A number of groups have lobbied Alderman Brian Hopkins, a freshman member of City Council representing a tortuously redistricted ward, about what to do with the site, which makes up much of the Clybourn Corridor Planned Manufacturing District (PMD). Some want to maintain the industrial legacy of the area, arguing new manufacturers could offer middle-class jobs with considerably less environmental hazard than in the past. Others want to open up the Finkl site to the kind of commercial and residential development that has gentrified the surrounding neighborhoods since the Clybourn Corridor became the city’s first protected industrial area in 1988. Crain’s Chicago Business last year quoted “real estate experts” saying the property could fetch at least $100 million at market if it were rezoned out of the PMD.

Residents have organized under the RANCH Triangle Community Conservation Association and, along with some developers, are pushing Hopkins to abolish the site’s PMD protection, noting that other industrial tenants like the Gutmann Tannery have also left the area as evidence that Chicago’s industrial days are long gone. It would be the first time any of the city’s 15 such districts were eliminated—ironic considering the Finkl plant was among the Clybourn businesses that motivated city planners to create the zoning tool in the first place. Hopkins appears open to the idea, telling WBEZ: “A planned manufacturing district is almost like a set of handcuffs. You know, it really limits you can do. We don’t need limits right now.”

Others hope the PMD could attract a new kind of industrial tenant, along the lines of the green cleaning products factory built by Method in the city’s Pullman neighborhood, or the digital manufacturing hub UI Labs that set up shop in the Goose Island PMD just to the south. Mike Holzer, executive director of North Branch Works, told Belt Magazine he wants to see that kind of development, because manufacturers “create head-of-household jobs, and they help create a broadly diversified economy for the city.” There’s also the concern that left to the whims of the market, the site’s unique historic character would get squeezed out by generic big box development and schlocky, high-rent condos.

Time is running out to reconcile those competing interests—cranes are already ripping up many of the buildings on the sprawling site, which in March landed on Preservation Chicago’s annual list of the city’s most threatened architecture. And any redevelopment will have to deal with the likely steep cost of environmental remediation (a 2008 investigation by the Chicago Tribune found Finkl was the city’s single biggest polluter), or slough off that burden onto taxpayers.

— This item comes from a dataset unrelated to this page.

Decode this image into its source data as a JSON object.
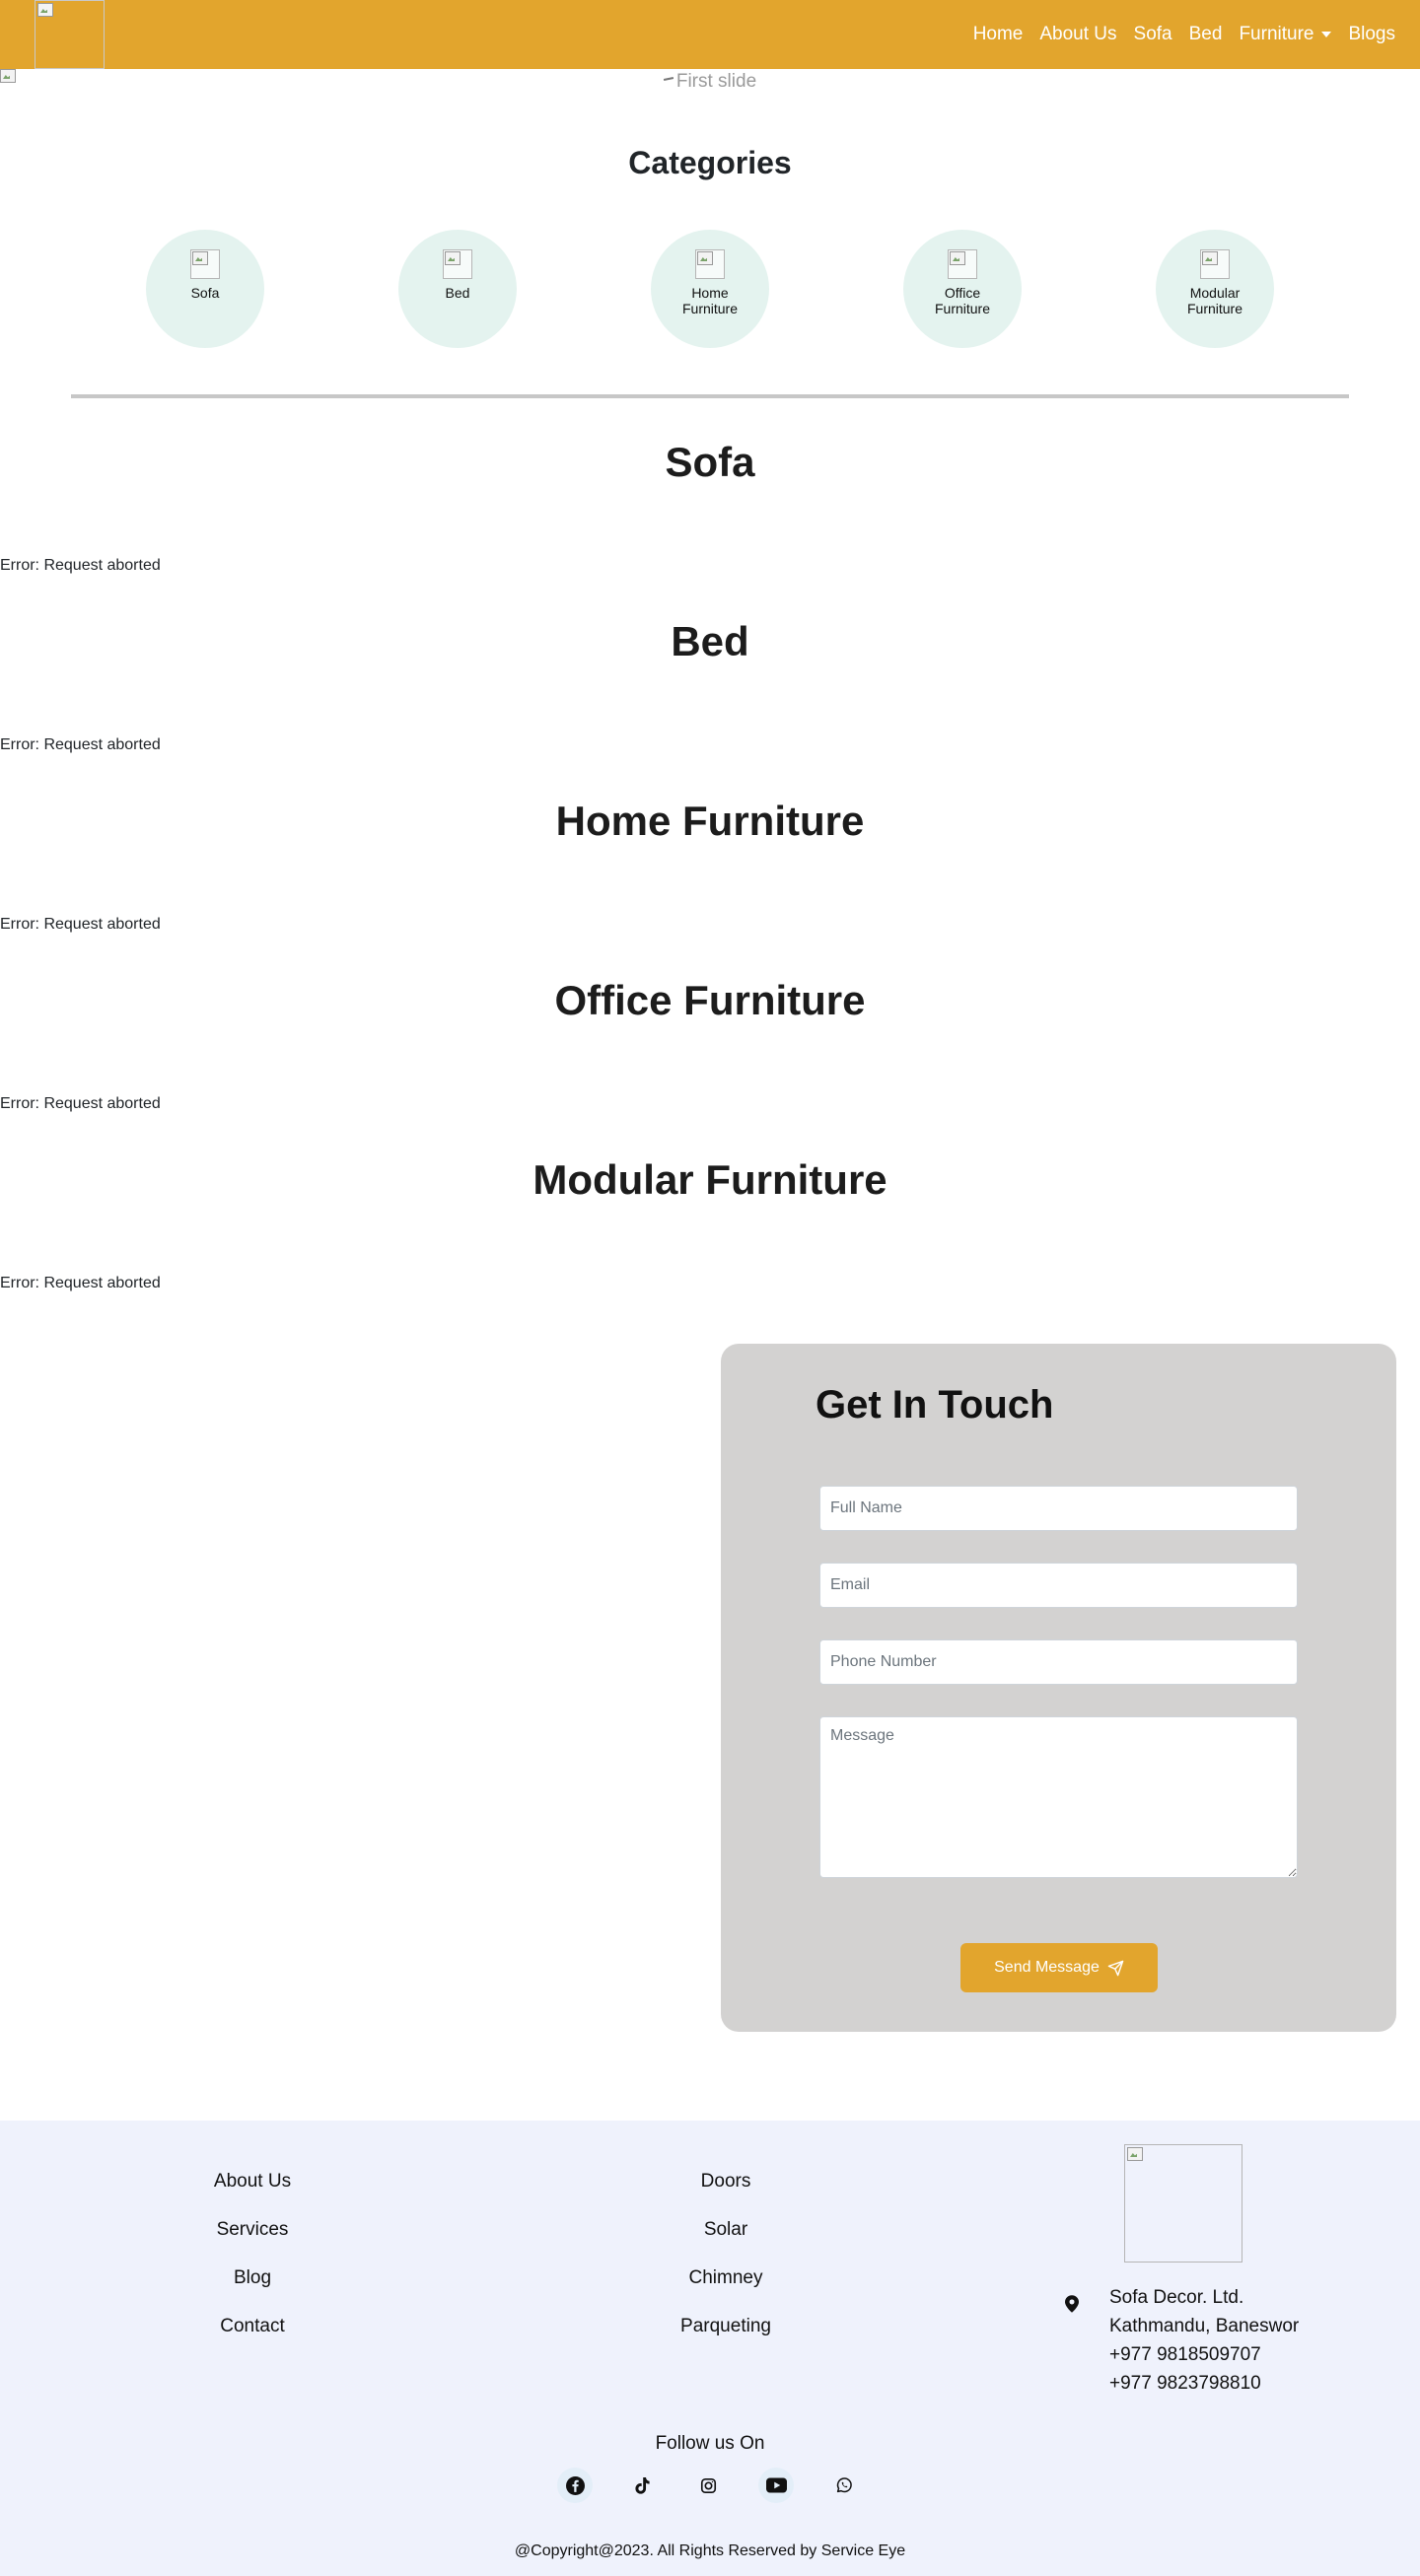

An interesting sign of the times: Both sides, which might reductively be described as pro- and anti-industry, want to overhaul the area’s urban infrastructure in similar ways. North Branch Works has proposed improving public transit and access to the riverfront, along with inviting “artisanal” manufacturers like craft distilleries into the area. It’s telling of the overall urbanist sentiment of the day that those cheerleading industrial use are doing so ostensibly for the sake of getting a friendlier neighborhood. Retail and service jobs have grown faster than manufacturing jobs, even in the PMDs, though. And it’s likely market pressures will edge out new industrial uses for the site without the PMD intact. But it may set a troubling precedent to allow developers to essentially rezone an area carefully tended to until now by urban planners.

Perhaps there is a middle path, with light industrial businesses keeping up the spirit of the Clybourn Corridor while other uses compete to develop parcels of the site. The aldermen overseeing the site—primarily Hopkins, but also Scott Waguespack and Michele Smith—should make sure ever succeeds the steel mill serves more than its developers’ short-term interests. Do not squander this chance to forge a distinct Chicago neighborhood from the ashes of an historic industrial campus.